Aljaž Škorjanec and Janette Manrara have spent a decade building a live touring format that’s some distance from the competitive ballroom where Strictly Come Dancing first made them household names. Let’s Face the Music and Dance! returns Škorjanec and Manrara to a format they showed us with last year’s sell-out A Night to Remember — the live band, the ensemble of dancers and singers presenting a fully-staged song-and-dance revue, and the same enthusiastic audience eager to see them at Symphony Hall almost a year on from their last visit.
Symphony Hall is not a theatre, of course, and the production is designed to suit. A central scenic backing piece allows entrances through the centre and from the wings; black and white modular blocks can be reconfigured to create different levels and pictures across the evening. The black and white aesthetic — extending to the costumes — carries a clear visual message: the piano keys from which so much of the celebrated music originates. Lighting introduces colour at key moments with a sense of occasion, all giving us a production that would sit comfortably on any theatre stage.
Working broadly in chronological order, the programme opens with Cole Porter and Irving Berlin and closes with Quincy Jones, a man whose songs have been performed by everyone from Frank Sinatra to Michael Jackson. Between those bookends, the show moves through Gershwin, a musical theatre section drawing on Kander and Ebb and Bob Fosse, then West Side Story with its renowned Jerome Robbins choreography, before the second half brings Carole King’s Tapestry, boogie-woogie and jive, Bacharach, and a power ballad sequence. The medley format mixes slow and up-tempo numbers within each section, so each segment feels neat and complete. All the arrangements to create this feel are by Jack Tinker, who has done a fine job of assembling the sections coherently.
Škorjanec and Manrara are assured as both hosts and performers. Their patter — delivered partly between themselves, partly directly to the audience — has the ease of a partnership that has been together for ten years. The hosting is shared with Tom Seals, who functions as bandleader, pianist, vocalist and MC. His conversations with Škorjanec – which typically fill the time while Manrara gets changed, though they’re entertaining enough to stand on their own – are relaxed and witty in a way that feels unscripted. There is a running joke about whether Manrara might be the next Strictly host, and moments of genuine spontaneity when things don’t go quite to plan.
The dancing is, as you would expect, excellent. Both leads show us a broad range of styles with skill, whether it’s more classic ballroom or moonwalking, and are supported by four ensemble dancers who are given space of their own, handling substantial sections without the principals with real assurance.
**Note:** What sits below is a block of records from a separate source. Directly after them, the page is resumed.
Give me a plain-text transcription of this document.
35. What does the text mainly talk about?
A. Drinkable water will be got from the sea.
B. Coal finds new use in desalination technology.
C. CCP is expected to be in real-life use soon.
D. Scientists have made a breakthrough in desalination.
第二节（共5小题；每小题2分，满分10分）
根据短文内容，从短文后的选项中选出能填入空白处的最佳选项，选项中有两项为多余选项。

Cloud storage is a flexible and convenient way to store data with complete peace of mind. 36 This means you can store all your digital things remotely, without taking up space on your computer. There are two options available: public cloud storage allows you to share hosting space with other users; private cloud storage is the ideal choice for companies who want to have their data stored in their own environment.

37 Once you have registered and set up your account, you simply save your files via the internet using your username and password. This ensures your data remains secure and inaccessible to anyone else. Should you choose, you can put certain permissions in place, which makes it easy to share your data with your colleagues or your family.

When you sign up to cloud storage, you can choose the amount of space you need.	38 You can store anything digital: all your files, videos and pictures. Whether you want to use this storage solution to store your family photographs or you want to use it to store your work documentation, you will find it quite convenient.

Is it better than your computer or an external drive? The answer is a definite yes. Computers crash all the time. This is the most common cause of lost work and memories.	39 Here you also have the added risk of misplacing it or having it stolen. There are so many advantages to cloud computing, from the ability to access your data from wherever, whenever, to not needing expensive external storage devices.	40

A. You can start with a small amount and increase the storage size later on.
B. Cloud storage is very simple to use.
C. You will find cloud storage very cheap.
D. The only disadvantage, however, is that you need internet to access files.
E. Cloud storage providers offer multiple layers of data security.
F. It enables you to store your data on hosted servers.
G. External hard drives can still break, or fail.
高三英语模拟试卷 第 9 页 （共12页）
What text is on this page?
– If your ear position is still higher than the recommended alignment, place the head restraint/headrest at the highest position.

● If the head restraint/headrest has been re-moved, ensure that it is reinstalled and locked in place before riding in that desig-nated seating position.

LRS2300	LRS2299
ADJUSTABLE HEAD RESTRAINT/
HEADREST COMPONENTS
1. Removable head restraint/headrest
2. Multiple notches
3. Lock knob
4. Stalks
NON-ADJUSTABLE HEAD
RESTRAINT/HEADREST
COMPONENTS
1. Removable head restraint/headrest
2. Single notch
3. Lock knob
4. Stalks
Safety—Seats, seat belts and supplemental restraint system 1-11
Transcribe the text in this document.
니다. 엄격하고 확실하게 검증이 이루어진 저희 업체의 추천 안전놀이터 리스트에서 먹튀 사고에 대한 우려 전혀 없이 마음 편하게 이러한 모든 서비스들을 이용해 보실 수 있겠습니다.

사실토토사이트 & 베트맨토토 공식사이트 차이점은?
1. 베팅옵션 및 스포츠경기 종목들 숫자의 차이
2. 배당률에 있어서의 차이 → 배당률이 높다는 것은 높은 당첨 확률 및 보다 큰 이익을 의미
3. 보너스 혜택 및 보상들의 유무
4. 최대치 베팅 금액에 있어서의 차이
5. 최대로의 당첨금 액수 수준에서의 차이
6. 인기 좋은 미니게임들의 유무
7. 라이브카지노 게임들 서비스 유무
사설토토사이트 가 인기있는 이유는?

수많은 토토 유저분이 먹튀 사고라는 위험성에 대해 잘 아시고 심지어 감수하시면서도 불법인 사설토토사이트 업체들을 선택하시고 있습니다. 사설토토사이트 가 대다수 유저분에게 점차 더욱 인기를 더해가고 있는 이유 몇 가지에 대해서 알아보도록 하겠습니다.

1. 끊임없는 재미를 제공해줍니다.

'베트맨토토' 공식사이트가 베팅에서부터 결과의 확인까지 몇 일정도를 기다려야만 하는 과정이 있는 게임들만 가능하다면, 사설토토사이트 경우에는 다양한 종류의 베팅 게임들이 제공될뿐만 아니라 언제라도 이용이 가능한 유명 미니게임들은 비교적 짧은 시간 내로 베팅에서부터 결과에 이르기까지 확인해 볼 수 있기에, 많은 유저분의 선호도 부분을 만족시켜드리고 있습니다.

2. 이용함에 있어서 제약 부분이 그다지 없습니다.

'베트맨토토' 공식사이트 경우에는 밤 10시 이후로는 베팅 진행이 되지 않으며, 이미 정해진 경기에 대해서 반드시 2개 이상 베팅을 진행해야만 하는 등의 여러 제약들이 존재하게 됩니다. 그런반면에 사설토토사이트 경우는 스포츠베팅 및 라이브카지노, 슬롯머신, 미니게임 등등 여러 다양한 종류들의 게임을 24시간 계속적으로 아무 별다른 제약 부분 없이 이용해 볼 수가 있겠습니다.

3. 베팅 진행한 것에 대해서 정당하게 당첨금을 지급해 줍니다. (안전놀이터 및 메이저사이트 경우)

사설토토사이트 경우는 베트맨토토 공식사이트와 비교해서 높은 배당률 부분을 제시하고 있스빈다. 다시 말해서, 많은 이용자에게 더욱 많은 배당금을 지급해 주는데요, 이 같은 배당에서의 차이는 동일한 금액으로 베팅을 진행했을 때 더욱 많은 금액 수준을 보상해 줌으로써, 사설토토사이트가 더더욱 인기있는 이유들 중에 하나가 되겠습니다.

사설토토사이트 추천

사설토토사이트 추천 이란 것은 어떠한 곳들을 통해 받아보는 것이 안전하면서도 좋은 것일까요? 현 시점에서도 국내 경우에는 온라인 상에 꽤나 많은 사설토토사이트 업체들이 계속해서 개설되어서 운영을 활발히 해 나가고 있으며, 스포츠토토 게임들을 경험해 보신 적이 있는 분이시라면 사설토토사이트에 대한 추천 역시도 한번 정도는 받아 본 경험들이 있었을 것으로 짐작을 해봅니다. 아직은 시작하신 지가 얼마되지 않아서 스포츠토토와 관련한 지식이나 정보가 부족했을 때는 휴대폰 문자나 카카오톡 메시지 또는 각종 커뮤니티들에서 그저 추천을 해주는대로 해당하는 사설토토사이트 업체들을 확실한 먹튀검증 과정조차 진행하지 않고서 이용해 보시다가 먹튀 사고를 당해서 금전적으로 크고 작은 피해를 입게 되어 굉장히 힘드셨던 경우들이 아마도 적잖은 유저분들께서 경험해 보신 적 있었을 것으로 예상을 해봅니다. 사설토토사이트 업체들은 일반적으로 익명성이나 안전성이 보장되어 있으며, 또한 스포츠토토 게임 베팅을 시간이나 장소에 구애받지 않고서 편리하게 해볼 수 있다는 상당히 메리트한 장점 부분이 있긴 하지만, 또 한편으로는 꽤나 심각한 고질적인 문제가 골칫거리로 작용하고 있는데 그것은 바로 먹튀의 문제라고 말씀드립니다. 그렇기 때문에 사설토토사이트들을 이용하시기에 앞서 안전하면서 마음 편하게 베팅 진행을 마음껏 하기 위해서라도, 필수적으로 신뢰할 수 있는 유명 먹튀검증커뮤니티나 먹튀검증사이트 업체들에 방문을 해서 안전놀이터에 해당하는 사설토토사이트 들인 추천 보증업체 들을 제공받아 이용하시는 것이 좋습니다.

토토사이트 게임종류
The range across the evening is impressive — Latin and ballroom giving way to jazz and swing, with the Fosse-influenced numbers in the musical theatre section. Škorjanec and Manrara have an easy physical chemistry that makes even the quieter, more intimate numbers feel considered rather than perfunctory, and there are moments of genuine spectacle in the bigger set pieces that remind you why they built such a following on Strictly in the first place.
There’s more to this show than just the dancing, though. Manrara reveals a genuine vocal ability — rooted in childhood musical theatre training and recently seen in a 2025 production of Chicago — which she shows with confidence, whether dancing or still. There’s a sultry Too Darn Hot with the Kander and Ebb section giving her even more to work with. Vocalist Jill Marie Cooper has an excellent and versatile voice: she delivers Close to You with warmth that does justice to the original, and commands the power ballad sequence in the second half with ease. It’s good to see her being given space to perform as a solo vocalist, rather than just being there as a backing singer. Seals provides a contrasting male voice from the piano, though he is more naturally at home in some styles than others. Škorjanec contributes vocally in the Gershwin section too — not with any serious pretension, but with good humour and an awareness of his own limitations that sits well with the tone of the evening. The whole evening is supported by a superb six-piece band that plays live throughout.
When, at the end of the evening, Škorjanec and Manrara announce this will be their last tour for a while, there’s evident disappointment from their fans in the audience who have enjoyed an excellent and varied evening’s entertainment.
With its warmth, wit and variety, Let’s Face the Music and Dance! is well worth catching as it continues its tour.